Scientists estimate that triple negative breast cancer occurs in 15-20% of breast cancer cases. Patients with this form of the disease are missing three important therapeutic targets: estrogen receptor, progesterone receptor, and epidermal growth factor receptor 2. Therefore, the majority of them are standard chemotherapy treatment rather than targeted drugs. Triple negative breast cancer (TNBC) most often affects young women, women of African descent and people with mutations in the BRCA1 gene.
The lack of highly efficient drugs in TNBC has prompted researchers to search for new drug targets and ways to destroy the path, cause the disease. They found two types of "weapons" - two drugs that have shown promising results in tests on mice.
"We may have found a way to treat resistant breast cancer, for which there is currently no targeted therapy by conversion of two older drugs (metformin and heme), already available on the market" - said the scientists from the University of Chicago.
None of these drugs has not been designed for the treatment of cancer. Metformin, which opened in 1922 and used in clinical practice since 1957, has been developed for the treatment of diabetes type 2. It reduces the production of glucose by the liver, and increases insulin sensitivity.
Although cancer is found more often in patients with diabetes than in healthy people, patients taking metformin have a lower risk of developing malignancies. The drug has a direct anticancer effect, which can inhibit the proliferation of tumor cells.
Another drug, gem, sold as pangematin, even older. It was first crystallized out of the blood in 1853. Currently, it is used in disorders of heme synthesis, which may cause the porphyrin disease. Many such patients receive pangematina injection obtained from the treated erythrocytes.
The researchers found that the primary target for anti-cancer heme is a transcription factor BACH1. This protein is often characterized by the increased expression at the triple negative breast cancer, it is essential for metastasis. BACH1 high levels are often associated with poor clinical outcomes. Fortunately, BACH1 can be inhibited with a small amount of side effects.
BACH1 sights on mitochondrial metabolism. He controls the rate of transcription of genetic information from DNA into messenger RNA by binding to specific DNA sequence. It can inhibit the transcription of a transport chain genes of mitochondrial electron energy key source cell. When BACH1 level is too high, the power is turned off.
"We found that we can deal with this problem with the help of protein BACH1 heme" - the researchers noted.
"When cancer cells are treated with hemin, BACH1 level decreases, which leads to a change in metabolic pathways of cancer cells. This leads to the fact that the cancer sensitive to metformin, inhibits mitochondrial respiration. We have found that a new combination, hemin and metformin, inhibits the growth of tumors in mice models "- the researchers reported.

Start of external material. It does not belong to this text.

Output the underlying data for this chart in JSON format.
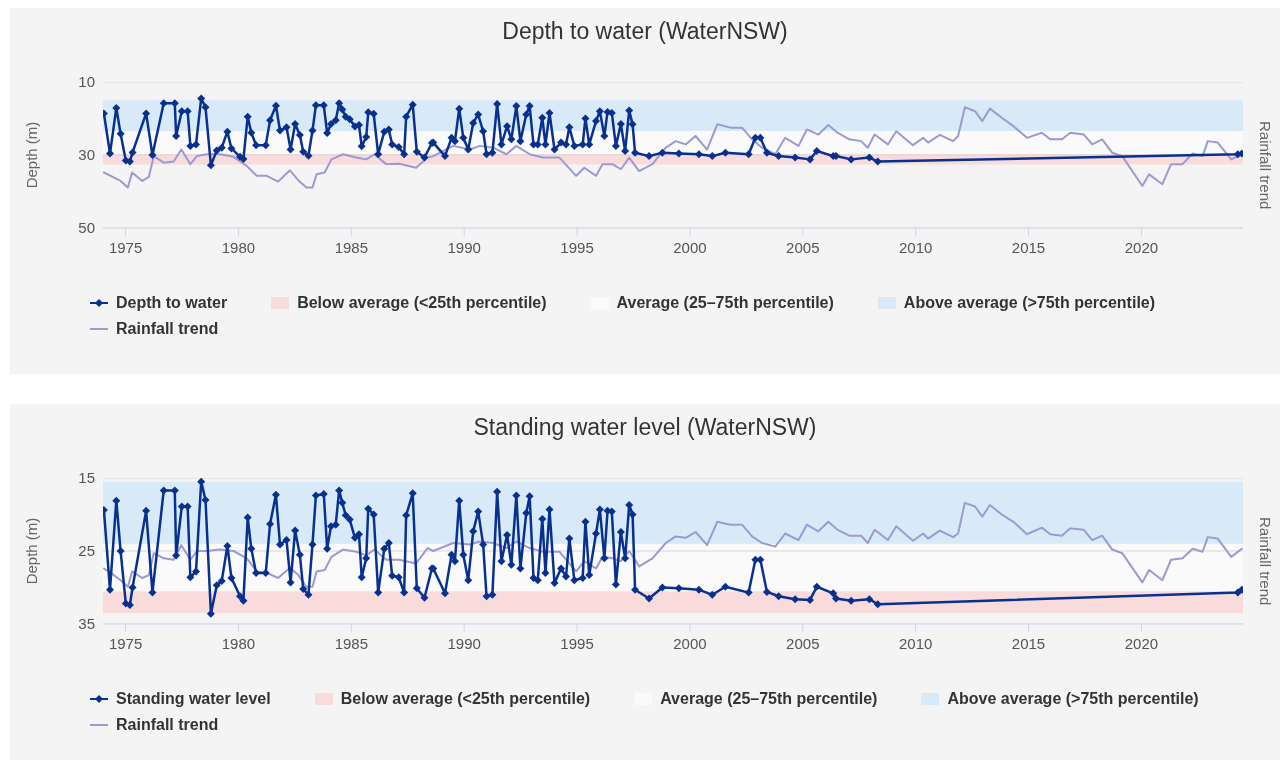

"We believe that we can cover a number of different groups of patients with triple negative breast cancer, - added the scientists. - For example, patients with low and high expression BACH1 mitochondrial genes are likely to be responsive only to metformin. At the same time, patients with high and low BACH1 mitochondrial gene expression most likely will exhibit a resistance to metformin. However, addition of heme treatment will increase their sensitivity to metformin. "
The authors note that these results may help in the treatment of not only breast cancer. BACH1 expression is also observed in other cancers such as lung, kidney, uterus, prostate, and acute myeloid leukemia. BACH1-inhibiting genes mitochondrial electron transport chain appears to be a common mechanism.